A startup de crédito B2B CashU captou R$ 120 milhões para seu Fundo de Investimento em Direitos Creditórios (FIDC), em uma operação que marcou a entrada da BTG Asset Management e da Capitânia Investimentos na base de investidores do fundo. O Itaú BBA e a Credit Saison, que já haviam participado da emissão anterior de R$ 100 milhões, também voltaram a investir na nova rodada.

O FIDC é o principal instrumento da fintech para originar crédito para PMEs, com cerca de R$ 500 milhões em crédito concedido anualizado, ainda antes do novo aporte.

A aposta da CashU como diferencial está na análise de crédito intra-cadeia, modelo em que o risco das PMEs é avaliado a partir do seu comportamento dentro das cadeias B2B em que atuam, e não apenas com base em dados financeiros tradicionais.

Na prática, a fintech concede crédito no momento da compra de mercadorias, usando informações como recorrência, volume, mix de produtos e histórico de relacionamento com fornecedores para definir, com apoio de inteligência artificial, limites, prazos e taxas de forma dinâmica.

“Conseguimos crescer a carteira mantendo métricas de performance muito robustas, o que mostra que combinar dados intra-cadeia com modelos proprietários de crédito permite escalar sem perder qualidade”, diz Thiago Saldanha, CEO e co-fundador da CashU em entrevista ao NeoFeed.

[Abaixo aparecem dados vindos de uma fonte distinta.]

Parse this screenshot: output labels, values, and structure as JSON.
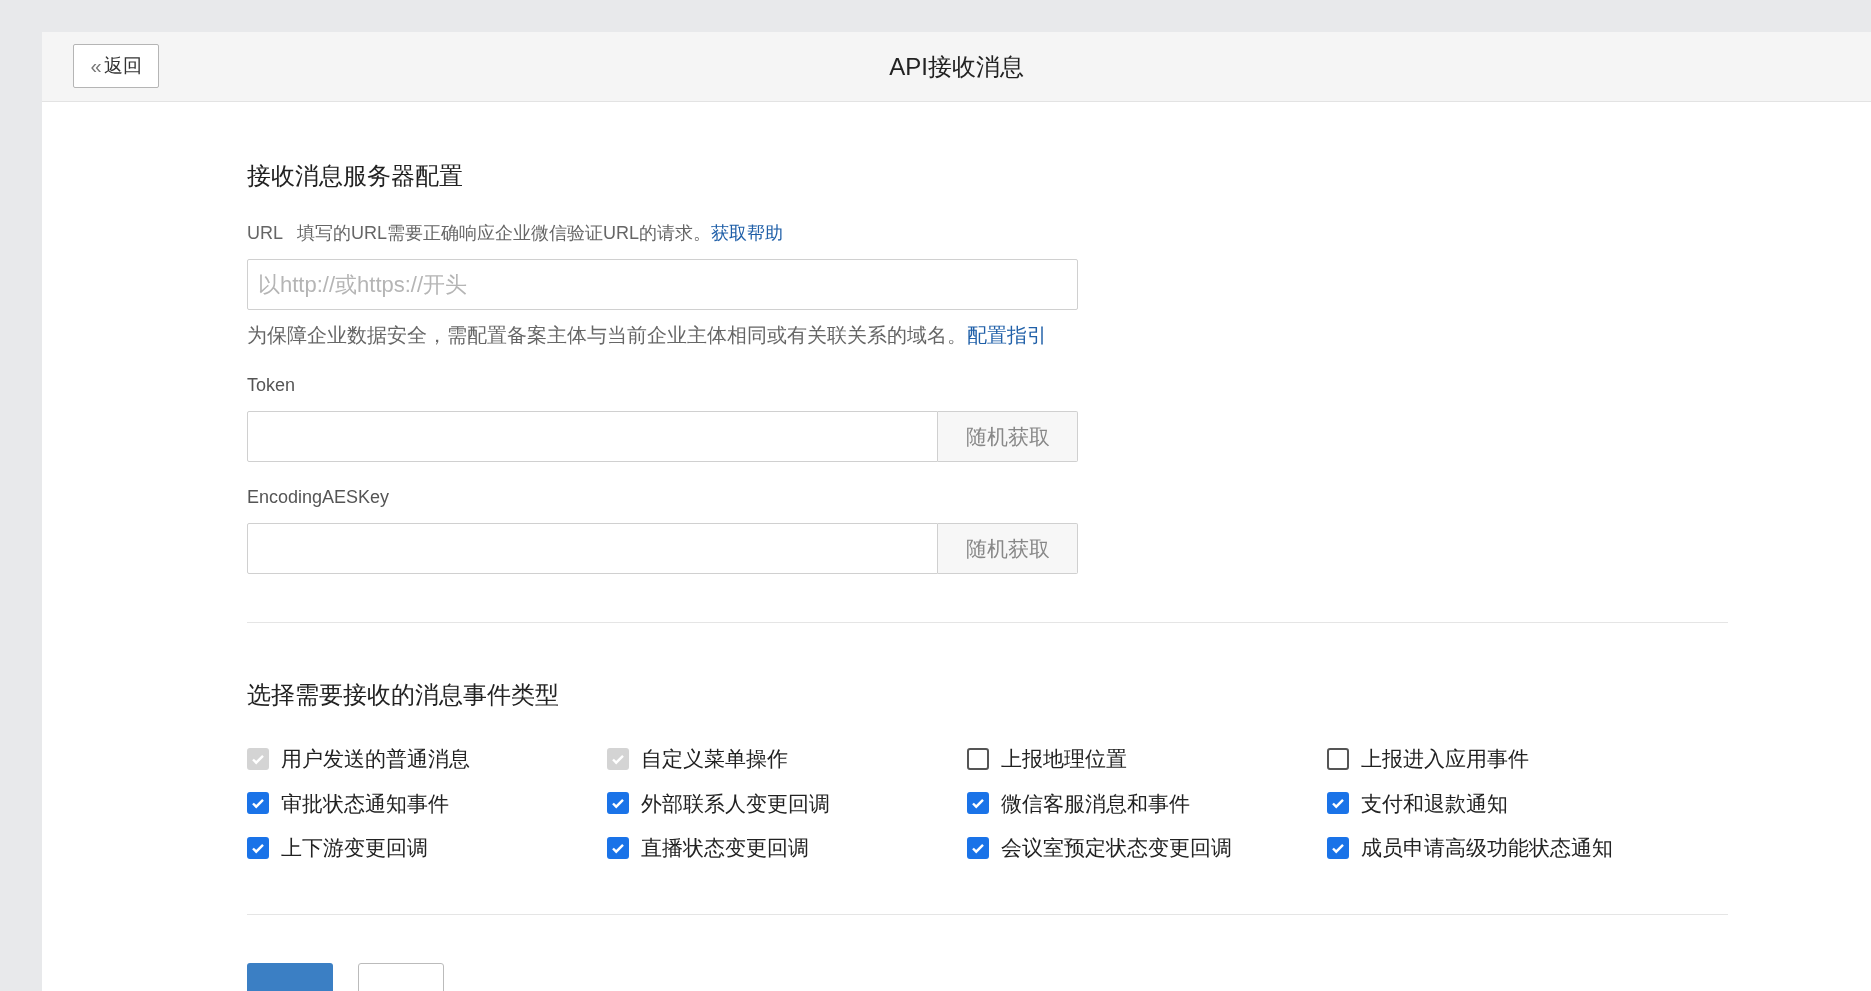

Saldanha, que já havia feito uma operação crédito tradicional, conta que a CashU surgiu da busca de um modelo que desse maior acesso a crédito a PMEs, ainda concentrado nos bancos. A solução apareceu em 2019, quando, em um MBA na Universidade de Columbia, conheceu Yuri Fonseca, que viria a ser o cofundador da empresa.

De perfil mais acadêmico, Fonseca foi quem agregou à operação o conhecimento técnico necessário para a criação do modelo da CashU para a originação de crédito. Com PhD pelas universidades de Columbia e Stanford, ele é responsável pela área de Ciência de Dados da companhia.

“A questão toda foi construída com a premissa de que se trouxéssemos machine learning para os dados dentro da cadeia, conseguiríamos entregar uma performance 10 vezes superior à do mercado”, diz Fonseca.

“A nossa vantagem está em entender como o comportamento da PME muda ao longo do tempo e em relação aos pares dentro da mesma cadeia”, complementa.

Com o dinheiro novo, a CashU pretende dar ainda mais escala para as operações do FIDC, mas Saldanha afirma que este nunca foi o objetivo final da empresa. “Começamos vendendo inteligência de crédito, mas entendemos rápido que precisava mostrar isso funcionando com dinheiro real, com safras e performance.”

cashU fundadores
Co-fundadores da CashU: Thiago Saldanha e Yuri Fonseca

O FIDC, diz o CEO, foi a forma que encontrou de “falar a língua do mercado de capitais e dos grandes CFOs”.

“Era preciso mostrar, com dinheiro real e transparência, que nossa inteligência de crédito funciona em ambiente regulado e em escala. O FIDC é um instrumento para gerar histórico, provar a tese e abrir caminho para parcerias maiores, em que a nossa inteligência de crédito possa ser usada em estruturas dedicadas”, diz o CEO

De volta às origens

Transformar grandes empresas em fintechs de crédito para sua cadeia B2B, que era o objetivo da CashU quando recebeu seu primeiro aporte, em 2021, nunca saiu do plano de negócios. Com seu FIDC ganhando escala e servindo de vitrine para potenciais parceiros, a empresa entende que este é o momento de acelerar essa frente de negócio.

Nesse contexto, comenta Fonseca, o FIDC que agora recebe mais R$ 120 milhões em aportes, foi apenas o “tapete vermelho” para os grandes players conhecerem o produto.

“Queremos crescer muito mais em estruturas proprietárias que atendam necessidades específicas de cada varejista, banco ou grande player que está envolvido nesse mercado intracadeia.”

Nessa estrutura, a CashU entra como operadora do FIDC, responsável pela análise e pelas decisões de crédito e esse grande player como âncora da operação. A CashU também se propõe a assumir parte dos riscos das operações com capital de seus investidores.

“Podemos estruturar o veículo para esse âncora e trazer capital dos nossos investidores que já investem no nosso FIDC principal. Ou mesmo fornecer nossa inteligência financeira para um veículo já estruturado”, afirma Saldanha.

Essas estruturas personalizadas ainda não estão rodando e, segundo Saldanha, devem começar apenas nos próximos meses. Ele afirma, no entanto, que algumas parcerias já estão em fase de construção.